En Nouvelle-Zélande, c’est à un autre symbole que le gouvernement s’est attaqué. En 2015-2016, le Premier ministre John Key proposait aux Kiwis de modifier leur drapeau pour supprimer la bannière britannique, l’Union Jack sur le quadrant côté hampe. Une proposition affichant la fougère et la Croix du Sud n’ont pas convaincu les électeurs qui ont voté pour garder un symbole de la colonisation. Les drapeaux australien, fidjien, néo-zélandais et tuvaluan sont construits de la même manière que les dépendances actuelles de la couronne britannique comme les Îles Caïmans.

Compte tenu de la très faible popularité du prince Charles, la question de la républicanisation se posera peut-être plus sérieusement à la mort d’Élisabeth II. C’est une question que la Barbade, petite île des Caraïbes voisine de Sainte-Lucie et de la Martinique, a fini par trancher. Après cinq ans de doutes, la Première ministre Mia Mottley a annoncé l’abolition prochaine de la monarchie sur son île à l’occasion du 55ème anniversaire de l’indépendance de la Barbade le 30 novembre 2021. Une nouvelle République qui suivra l’exemple du Guyana en 1970, de Trinité-et-Tobago en 1976 et de la Dominique en 1978 qui ont refusé la tutelle britannique du Commonwealth, et donne des idées à la Jamaïque dont ce processus « fait partie des priorités » du gouvernement.

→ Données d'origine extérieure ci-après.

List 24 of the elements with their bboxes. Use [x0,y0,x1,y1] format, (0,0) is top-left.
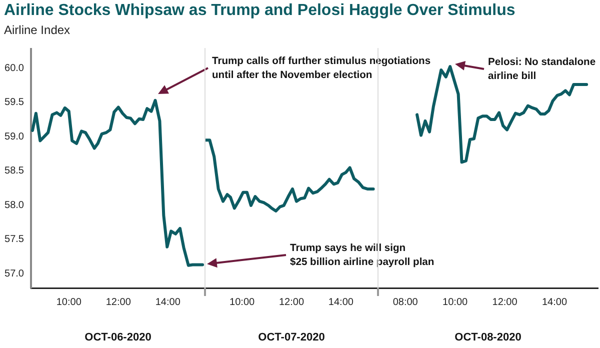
x-tick-label: 08:00 [392,296,418,308]
y-tick-label: 57.0 [4,268,24,280]
x-tick-label: 12:00 [278,296,304,308]
x-tick-label: 14:00 [155,296,181,308]
x-tick-label: 10:00 [230,296,256,308]
y-tick-label: 60.0 [4,62,24,74]
x-tick-label: 12:00 [106,296,132,308]
y-tick-label: 59.0 [4,131,24,142]
y-tick-label: 58.5 [4,166,24,177]
x-axis-title: OCT-06-2020 [84,331,152,344]
annotation: Trump calls off further stimulus negotiations until after the November election [212,56,431,81]
text: Airline Stocks Whipsaw as Trump and Pelosi Haggle Over Stimulus [4,2,516,20]
y-tick-label: 58.0 [4,200,24,211]
y-tick-label: 59.5 [4,97,24,108]
x-tick-label: 12:00 [492,296,518,308]
y-tick-label: 57.5 [4,234,24,246]
x-axis-title: OCT-07-2020 [258,331,325,344]
chart-subtitle: Airline Index [4,23,72,37]
x-tick-label: 14:00 [328,296,354,308]
annotation: Pelosi: No standalone airline bill [488,56,596,82]
x-tick-label: 14:00 [542,296,568,308]
x-axis-title: OCT-08-2020 [454,331,522,344]
x-tick-label: 10:00 [442,296,468,308]
x-tick-label: 10:00 [56,296,82,308]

Sur l’Empire britannique, le soleil ne se couchait jamais. Le Royaume-Uni pouvait alors compter sur des millions de kilomètres carrés de terre, de ressources, d’humains pour asseoir sa puissance mondiale. Son adhésion à l’Union européenne en 1973 a été très compliquée, sa sortie (2016-…) l’est encore plus. Le Brexit est une bombe politique dont la déflagration pourrait bien emporter l’existence même du Royaume-Uni au profit de désirs ardents d’indépendance ou de réunification, dans un contexte de remise en cause d’État unitaire. Le mouvement de républicanisation des pays du Commonwealth, loin de n’être que symbolique, représente un nouvel échelon essentiel de la décolonisation.